Broadening Our View of Gospel and Salvation

The term for gospel as a noun only occurs in Matthew and Mark about a dozen times. It doesn’t appear in Luke or in John. It doesn’t show up again until Acts 15:7. The verb form (to preach or proclaim the good news) does show up a few times in Luke and the early chapters of Acts but never in John. When you read what all of these verses have to say they almost never talk about having our sins forgiven. What they mostly talk about is the kingdom, the resurrection of Jesus and Jesus as Lord.

In Scot McKnight’s book “King Jesus Gospel,” he asks a riveting question, Did Jesus preach the Gospel? The Gospel writers say he did. Mark chapter one has this mentioned directly twice. Luke 4 is another chapter where Jesus directly says he has come to preach the Gospel. I am quite sure it was N.T. Wright at this point who has pointed out that yes Jesus preached the Gospel but not as we most often define the Gospel – individual forgiveness of sins so we can die and go to heaven. Instead, Jesus preached the Gospel as the in-breaking kingdom with himself as the anointed king of that kingdom and Lord or master. So when you read the Sermon on the Mount you are reading Gospel.

In Acts 15:7 Peter says that when he preached to Cornelius and his family he preached the gospel/good news to them. Go to Acts 10 and read Peter’s speech to the Gentiles. He does mention forgiveness of sins and he mentions many other things as well because the Gospel is more than just the forgiveness of our sins. The gospel is about whole life transformation that conforms us to kingdom living or life in the kingdom of God.

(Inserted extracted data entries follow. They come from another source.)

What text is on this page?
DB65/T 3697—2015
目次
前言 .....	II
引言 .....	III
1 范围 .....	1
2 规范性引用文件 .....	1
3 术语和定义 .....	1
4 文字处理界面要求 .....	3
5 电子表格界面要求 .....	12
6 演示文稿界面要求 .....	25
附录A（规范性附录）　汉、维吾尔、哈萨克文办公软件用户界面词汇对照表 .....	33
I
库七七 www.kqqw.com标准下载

Why have we boiled down the gospel to something much less than the sum total of what the New Testament itself calls Gospel? I believe it is because we go to the scriptures for what we don’t think we can provide for ourselves. Most of us are fairly affluent by worldly standards. We aren’t impoverished. We aren’t destitute. We aren’t anywhere close to where Jesus’ Palestinian, Roman occupied and oppressed, audience was in the first century. They understood Gospel as liberation from all that enslaved and oppressed them. Because we are so affluent we skip over all that we don’t think we can fix ourselves to the part we know we can’t do anything about – our sin. So we don’t see the gospel as having anything to do with our illnesses, our attitudes, our mental state, or our treatment of others. We don’t see the gospel as having anything to do if we lack peace, even though the gospel is called the “gospel of peace.” We don’t connect any of those dots because we have not picked up on the fact that in the Bible itself the Gospel covers so much more than forgiveness (did you know the word forgiveness only shows up 14 times in the New Testament and forgive a few dozen? I would have guessed more and nearly half those times are about how we are to forgive others. If that is all the gospel is about you would think it would be mentioned more). What is more, even the word forgive is about being set free. See if you can spot the word, even though it is not translated as forgive in Luke 4:18-19,

18 “The Spirit of the Lord is on me,
    because he has anointed me
    to proclaim good news to the poor.
He has sent me to proclaim freedom for the prisoners
    and recovery of sight for the blind,
to set the oppressed free,
19     to proclaim the year of the Lord’s favor.”

Here is where it is in those verses,

18 “The Spirit of the Lord is on me,
    because he has anointed me
    to proclaim good news to the poor.
He has sent me to proclaim freedom for the prisoners
    and recovery of sight for the blind,
to set the oppressed free,
19     to proclaim the year of the Lord’s favor.”

The Spirit of the Lord is on Jesus to proclaim the good news and look what is listed (forgiveness/release from sin is not on the list): the good news is for the poor, freedom for prisoners, healing of the blind, and set the oppressed free! The Gospel message has something to do with forgiving sins, Peter himself says that in Acts 10 and Paul does elsewhere as well but it is so much more wholistic than that because so much more of us needs set free than just our soul from sin because we are enslaved to more things than we would like to admit. Forgiveness is the release from those burdens, not just sin.

The truth of the matter is, so much less is under our control than we would like to think. Secondly, we are enslaved and oppressed in far more ways than we would like to admit. The Gospel message of deliverance from more than sin is a message that we need to understand, live and share with others. When we do this the gospel message will be as relevant and compelling as ever.

One Response to Broadening Our View of Gospel and Salvation

  1. Dwight says:

    Great thoughts,
    Jesus didn’t preach the Gospel, as much as He was the Gospel.
    They saw Jesus as not preaching a way to be saved, but rather as being the Savior.
    This was put forth in John 1 in that Jesus was the “light” and John bore witness to the “light”
    Jesus said, “I am the light of the world. He who follows Me shall not walk in darkness, but have the light of life.
    Jesus said, “I am the way, the truth and the life”.
    The gospel wasn’t a methodology or system, but a person.
    There weren’t many points in the plan of salvation, but the one point in the being of Jesus.
    God was always to be the deliverer, Jesus was the deliverer in the flesh.
    This is why the apostles taught Jesus and Christ crucified.